1-“Verilen Selâmıı almak,

وَإجَابَةُ الدَّعْوَةِ،

2-Da’vete gitmek (icâbet etmek),

وَشُهُودُ الْجِنَازَةِ (وَاتِّبَاعُ الْجَنَازِةُ)،

3-Cenâzeye katılmak,

وَعِيَادَةُ الْمَر۪يضِ،

4-Hastayı ziyâret etmek,

وَتَشْم۪يتُ الْعَاطِسِ إِذَا حَمِدَ اللّٰهَ."

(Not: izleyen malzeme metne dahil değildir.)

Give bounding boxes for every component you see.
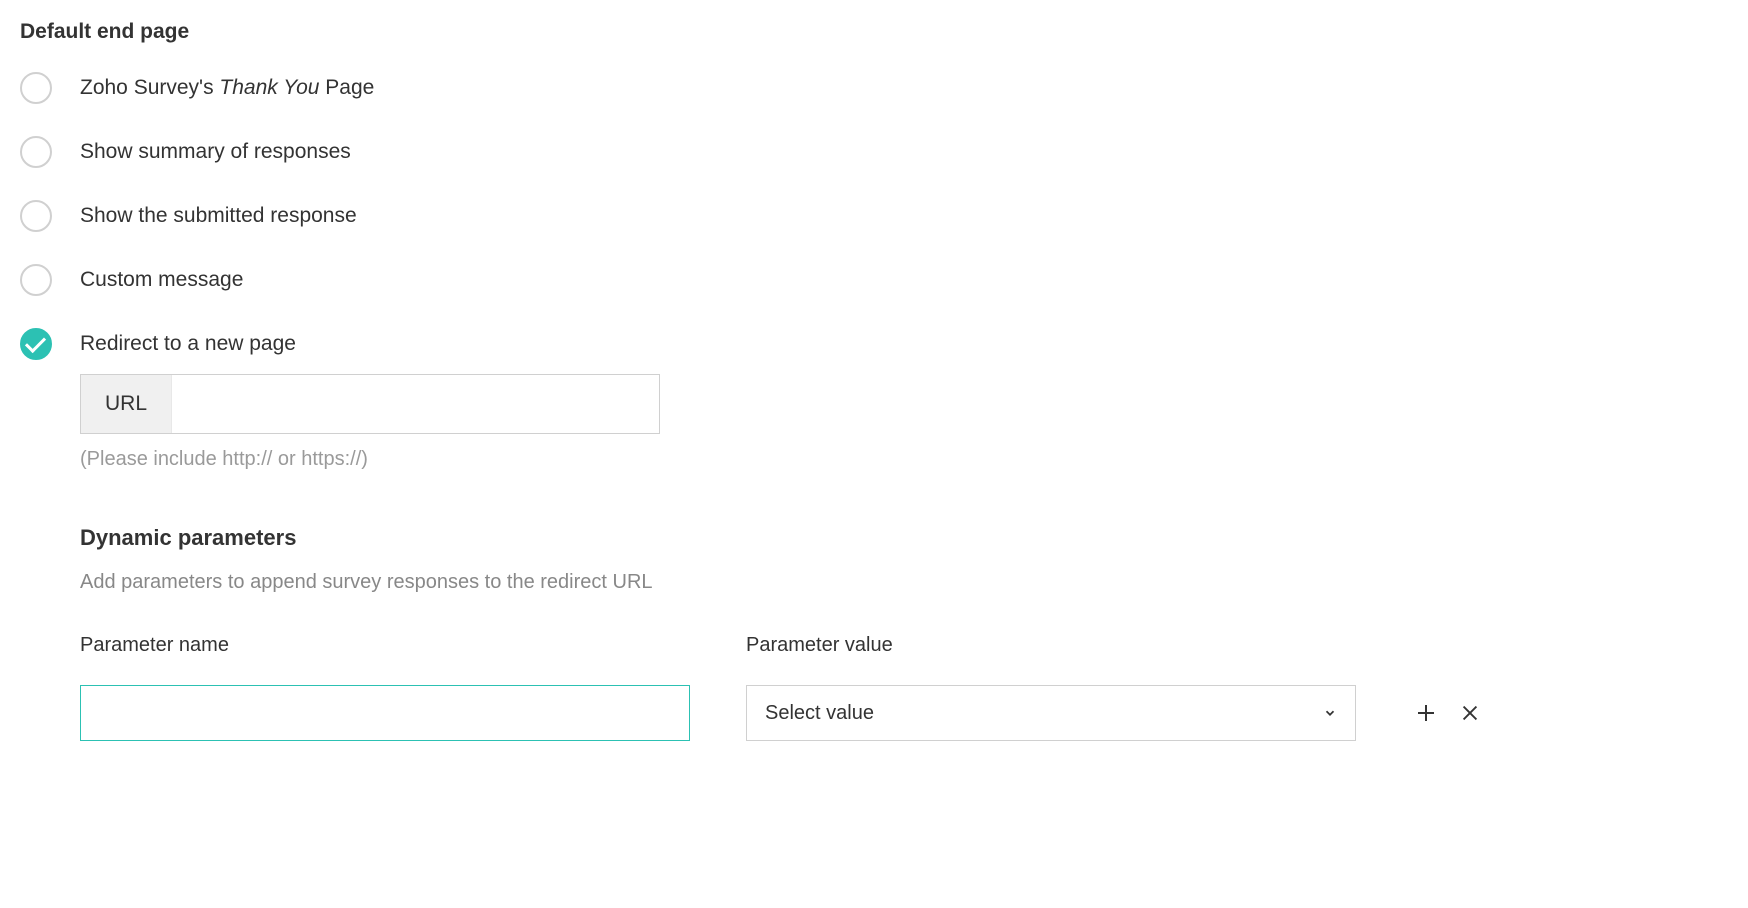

5-“Elhamdülillâh!” dediği takdirde hapşırana “yerhamükellâh” (diyerek teşmit-te bulunmak).[2] Kütüb-i Sitte, 10/109---17/108

 
 
 
MÂNİDÂR HADÎS-İ ŞERÎF!..



--- “İnsanlar üzerine bir zaman gelir ki; dertleri mideleri, malları şerefleri, kadınları kıbleleri, dinarları ve dirhemleri (paraları) dinleri olur. İşte bu kimseler Allâh indinde hiçbir nasîbi olmayan mahlûkâtın en şerlileridir.”[3] Sülemî- Hz. Ali'den-Deylemî’de aynı hadîsi rivâyet etmiştir.

 

YEDİ KÖTÜ HUY

 

Yedi kat göğün her birinde vazifelendirilmiş özel melekler bulunur-muş. Bu vazifeli melekler, ŞU YEDİ KÖTÜ HUYUN sahiplerinin duâlarının ilahî dergâha yükselmesine mâni’ olurmuş:

 

1-    Birinci kat gökte bulunan vazifeli melekler; duâ eden kişi “hîle” yapan, onu bunu kandıran bir kişi ise, onun istediklerinin kokusundan o kişinin hileci bir kişi olduğunu anlarlar, duâyı oraya sokmazlar, geri çevirirler,

 

2-    İkinci kat gökte bulunan vazifeli melekler; “riyâ” sâhibinin duâsını,

 

3-    Üçüncü kat gökte bulunan vazifeli melekler; gönüllerinde “kin ve nefret” bulunan kişilerin duâsını yukarılara bırakmazlar,

 

4-    Dördüncü kat gökte bulunan vazifeli melekler; “kibir” sahibinin, yâni kendini beğenen, başkalarında kusur, ayıp arayan kişinin duâsının yukarılara çıkmasına engel olurlar,

 

5-    Beşinci kat gökte bulunan vazifeli melekler; “hased”i,

 

6-    Altıncı kat gökte bulunan vazifeli melekler; “insafsızlığı” (merhametsizliği), 

 

7-    Yedinci kat gökte bulunan vazifeli melekler; de gözü doymayan, dünya malına karşı çok “harîs” olan kişinin duâsının yükselmesine engel olurlar.









 



[1] وأخرج الإمام أحمد والبخاري في الأدب، وأبو داود وابن ماجة والحاكم، وصححه،والبيهقي رحمهم الله عن أبي أسيد رضي الله عنه قال : كنا عند النبي
[2] Kütüb-i Sitte, 10/109---17/108
[3] Sülemî- Hz. Ali'den-Deylemî’de aynı hadîsi rivâyet etmiştir.